In various embodiments, LLMs may one day run offline on local devices as well. The introduction of mobile hardware specifically designed to LLMs are being developed by Apple and other mobile device manufacturers will open the possibility of eliminating cloud based LLMs in the future. However, this will be much less impactful, as the transcription process still represents the brunt of processing power and cost.

Some similar products can be expensive because they aim for seamless integration with existing medical record systems which can allow a generated medical note to be directly inserted into the care giver's EMR. The cost of such integrations can easily exceed 7 figures in some examples, but the time savings afforded by these exercises save mere seconds off each transaction. In contrast, various embodiments discussed herein, such as a method of transferring the note from the mobile device to the device where the care provider's electronic medical record system is located is novel, and can be fast, and secure in various example. Because various embodiments require no integration, some such embodiments can save users millions in upfront cost.

Accordingly, various embodiments include a QR scanning system to provide a method of data transaction between the mobile device and the device which contains the EMR. In one example, once the medical note has been generated, the user can open a secure website through their internet browser which displays a QR code. When the QR code is scanned by the mobile device, the previously generated medical note is sent securely to the server hosting the website, inserting its contents into a SQL table corresponding to the QR code's key. Once the website sees that the SQL table corresponding to its key has been updated, it displays the newly received data on the web browser. There is a convenient button to copy and paste the generated medical note into the EMR, which in various examples can be a quick and easy process.

Further embodiments can include systems that can rival a full integration into the EMR. For example, some embodiments can include a desktop app and web app that are continuously in real-time connection with the mobile device app. This can be achieved via many suitable protocols such as, but not limited to, WebSockets, MQTT, XMPP, Socket.IO, or Firebase Realtime Database. We also considered using secure email, FTP transfer, and other protocols. However, in some examples, a QR code-based approach can be desirable because it can extremely lightweight and portable, requiring absolutely no integration need on the client's end.
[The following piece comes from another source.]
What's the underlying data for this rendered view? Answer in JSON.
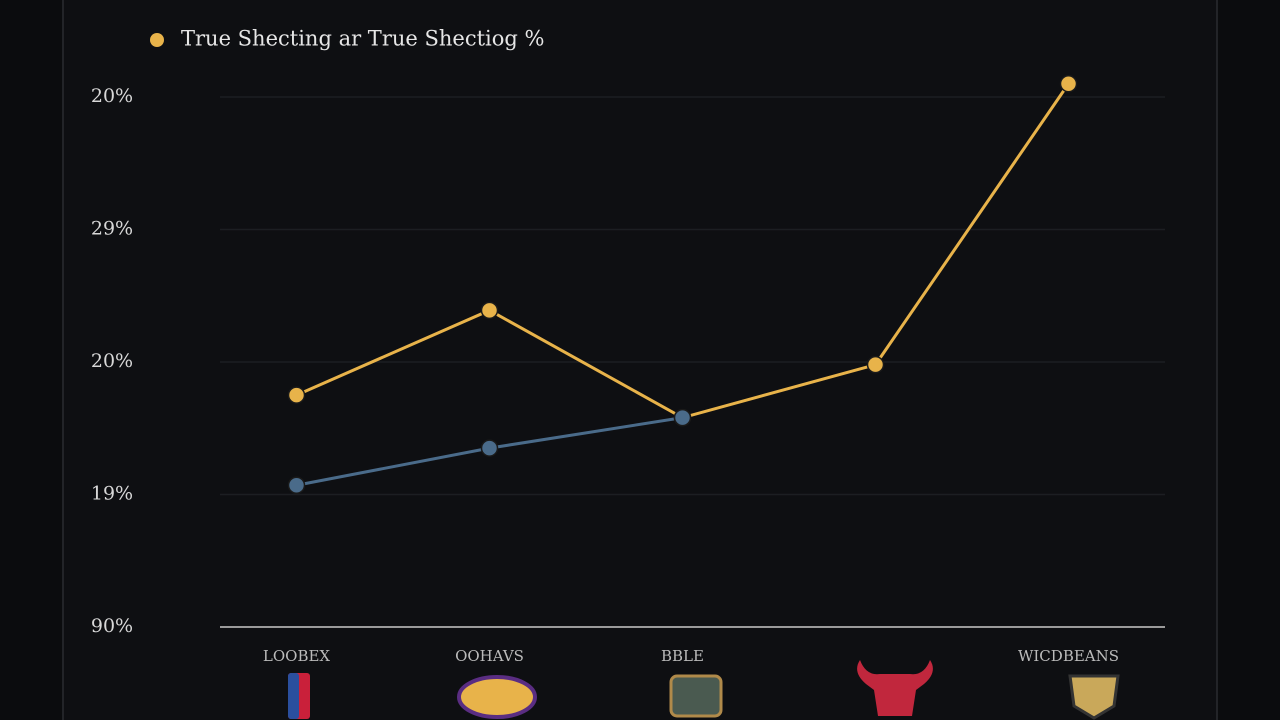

The described embodiments are susceptible to various modifications and alternative forms, and specific examples thereof have been shown by way of example in the drawings and are herein described in detail. It should be understood, however, that the described embodiments are not to be limited to the particular forms or methods disclosed, but to the contrary, the present disclosure is to cover all modifications, equivalents, and alternatives. Additionally, elements of a given embodiment should not be construed to be applicable to only that example embodiment and therefore elements of one example embodiment can be applicable to other embodiments. Additionally, in some embodiments, elements that are specifically shown in some embodiments can be explicitly absent from further embodiments. Accordingly, the recitation of an element being present in one example should be construed to support some embodiments where such an element is explicitly absent.

Claims

What is claimed is:

1. An automated medical note writing system comprising a mobile device with a local, on-device, real-time speech recognition model capable of accurately transcribing medical conversations without the need for cloud-based processing when used in conjunction with a LLM, thereby significantly reducing the system's overall cost.